On Tuesday, State Prosecutor Amit Aisman ordered a new investigation into allegations that prison intelligence officer Rani Basha was responsible for sending the women in the security wing to be touched, harassed and objectified by Atallah and others. This announcement led Prisons Service Commissioner Katy Perry to announce that dismissal procedures would be initiated against Basha.

While welcome, this is something that should have been done three years ago, when the allegations against Basha first came to light. But rather than being taken seriously at the time, the allegations were dismissed because of a “lack of evidence,” even though one of the victims – a woman named Yael interviewed on KAN Bet on Wednesday – said there was abundant evidence and many witnesses to the sexual harassment incidents.

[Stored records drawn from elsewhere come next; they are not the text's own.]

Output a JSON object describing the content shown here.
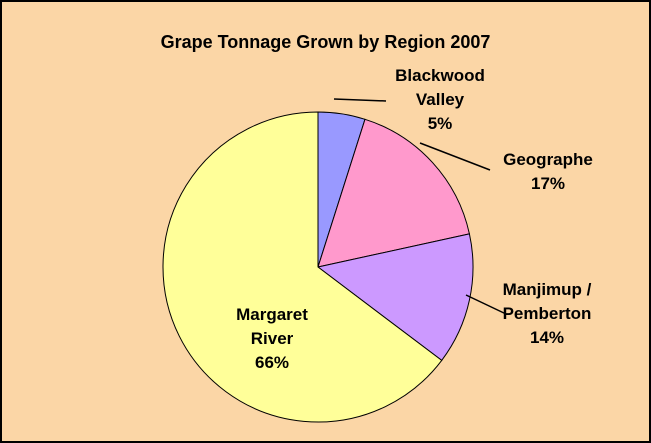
{
  "chart_data": {
    "type": "pie",
    "title": "Grape Tonnage Grown by Region 2007",
    "categories": [
      "Blackwood Valley",
      "Geographe",
      "Manjimup / Pemberton",
      "Margaret River"
    ],
    "values": [
      5,
      17,
      14,
      66
    ],
    "value_labels": [
      "5%",
      "17%",
      "14%",
      "66%"
    ],
    "colors": [
      "#9999ff",
      "#ff99cc",
      "#cc99ff",
      "#ffff99"
    ]
  }
}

This reveals another disturbing facet of the culture that has taken root inside the prison system: whitewashing wrongdoing. Instead of pursuing the case in 2018, the authorities decided to ignore it, acting only after Ben-Shitrit publicly gave the allegations veracity.

Yael said that she and other women complained verbally and in writing about the matter, but that the affair was swept under the rug by prison authorities, police investigators and even state prosecution.

Prisons are places most people would rather shut out of their minds. But things out of mind are left in the dark, and rot grows in the dark.

Amid a distinct lack of interest by both the political echelon and the public in what goes on behind the country’s prison walls, abundant rot has grown over the years.

We hope the systemic problems that have come to light since the September prison break will serve as an impetus to fundamentally improve the system. Because what happened cannot be allowed to stand, and those responsible must be held accountable.